Regarding Long-Term Health Concerns
Three years hence, I have not felt even the slightest tinge of addiction or seen any hint of brain, liver, or any other organ damage.
Regarding the Therapeutic Value of DMT
The fact that there is nothing supernatural about the Ayahuasca/DMT experience does not automatically discount it as having therapeutic value. To that point, the profound realizations I experienced during my first (good) trip were particularly intriguing. In my view, this singular positive experience leaves open the possibility that Ayahuasca/DMT may have significant and enduring cognitive and emotional health benefits… for some people under certain circumstances.

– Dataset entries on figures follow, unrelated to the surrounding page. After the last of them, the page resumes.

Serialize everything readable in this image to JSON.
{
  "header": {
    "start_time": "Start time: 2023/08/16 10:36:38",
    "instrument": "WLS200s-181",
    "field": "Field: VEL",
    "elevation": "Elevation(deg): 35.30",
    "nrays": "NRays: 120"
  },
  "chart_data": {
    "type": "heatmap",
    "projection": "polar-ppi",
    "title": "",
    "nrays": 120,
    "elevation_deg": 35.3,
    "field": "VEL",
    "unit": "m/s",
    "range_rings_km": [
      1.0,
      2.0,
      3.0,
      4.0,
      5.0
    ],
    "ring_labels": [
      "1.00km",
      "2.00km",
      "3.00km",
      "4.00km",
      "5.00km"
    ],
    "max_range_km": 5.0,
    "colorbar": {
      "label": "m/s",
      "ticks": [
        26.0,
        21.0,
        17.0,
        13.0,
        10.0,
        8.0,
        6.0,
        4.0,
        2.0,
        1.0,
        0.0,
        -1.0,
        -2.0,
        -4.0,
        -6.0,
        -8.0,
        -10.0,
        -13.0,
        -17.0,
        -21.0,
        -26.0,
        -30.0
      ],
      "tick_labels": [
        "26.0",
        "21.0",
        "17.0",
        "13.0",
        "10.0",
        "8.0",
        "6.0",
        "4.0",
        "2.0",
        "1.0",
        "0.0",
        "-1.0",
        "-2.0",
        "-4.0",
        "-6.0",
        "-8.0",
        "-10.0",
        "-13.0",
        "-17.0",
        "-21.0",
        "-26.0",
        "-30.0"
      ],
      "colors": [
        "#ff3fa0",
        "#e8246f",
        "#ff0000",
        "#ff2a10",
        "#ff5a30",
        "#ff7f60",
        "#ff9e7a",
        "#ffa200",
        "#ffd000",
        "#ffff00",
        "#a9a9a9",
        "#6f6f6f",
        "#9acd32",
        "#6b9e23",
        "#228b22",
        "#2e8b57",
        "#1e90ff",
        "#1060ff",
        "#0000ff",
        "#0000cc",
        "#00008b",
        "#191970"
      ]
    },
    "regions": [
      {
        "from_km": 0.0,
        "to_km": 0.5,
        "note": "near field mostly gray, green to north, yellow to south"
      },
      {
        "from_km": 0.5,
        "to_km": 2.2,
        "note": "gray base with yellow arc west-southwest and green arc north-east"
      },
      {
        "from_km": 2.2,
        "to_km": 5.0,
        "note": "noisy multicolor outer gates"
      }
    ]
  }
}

I realize that this is all quite subjective, but I remain open to the very real possibility that my brain was rewired by “the good trip”, producing a range of enduring positive effects: clarity of thinking, feelings of compassion, feelings of connection with all living things, diminution of performance anxiety, a renewed sense of discipline, significant reduction in anxiety regarding a chronic health condition, recognition of and intolerance for bullshit (sorry, but the colorful language fits). I also feel more courageous, more honest, more comfortable in my own skin, and more prepared to speak my mind (but to do so with tact). I grant you that all the above may just be incidental to my other ongoing efforts at self-improvement, but the possibility remains intriguing.
Special note: Alas, due to the illegality of DMT, peer-reviewed research is non-existent and will likely remain so for some time. In the meantime, the only sources of data are the typically sketchy, anecdotal accounts from unverified (and perhaps unverifiable) sources.
Conjectures Regarding the Therapeutic Process
If there is any legitimate therapeutic value to be had, my hypothesis regarding the general process goes as follows:
- Anything that interrupts one’s habits of thinking, feeling, and doing may have therapeutic value. The same can be said for psychotherapy, reading a book, taking piano lessons, or traveling to a foreign country.
- Ayahuasca/DMT seems to disrupt, inhibit, amplify, distort, and crosslink existing neural networks in a way that may allow one to temporarily override existing patterns of sensation and cognition.
- This may allow one’s conscious mind to gain temporary access to the subconscious, providing an opportunity to recognize and dissolve destructive and deeply-rooted habits of thinking, feeling, and behavior.
- This fleeting window of opportunity may allow one to see old memories in a new light, to gain perspective, and to restructure old repetitive thought patterns in new and constructive ways.
- Under certain favorable conditions, this altered state may elevate one’s awareness in a way that promotes insight and self-examination with sufficient intensity that new, life-enhancing memories are formed and become permanent.
Would I do Ayahuasca/DMT again?
I am glad I had the experience, but I would NOT do it again… for at least three reasons:
- Since I had already experienced both a good trip and a bad trip, my scientific curiosity about the range of possible experiences was sufficiently satisfied.
- I felt that I had already gotten what I needed, in terms of cognitive-emotional benefit, from “the good trip”.
- The physical effects during “the bad trip” were so horrific that it extinguished any interest I may have had in doing another ceremony, ever.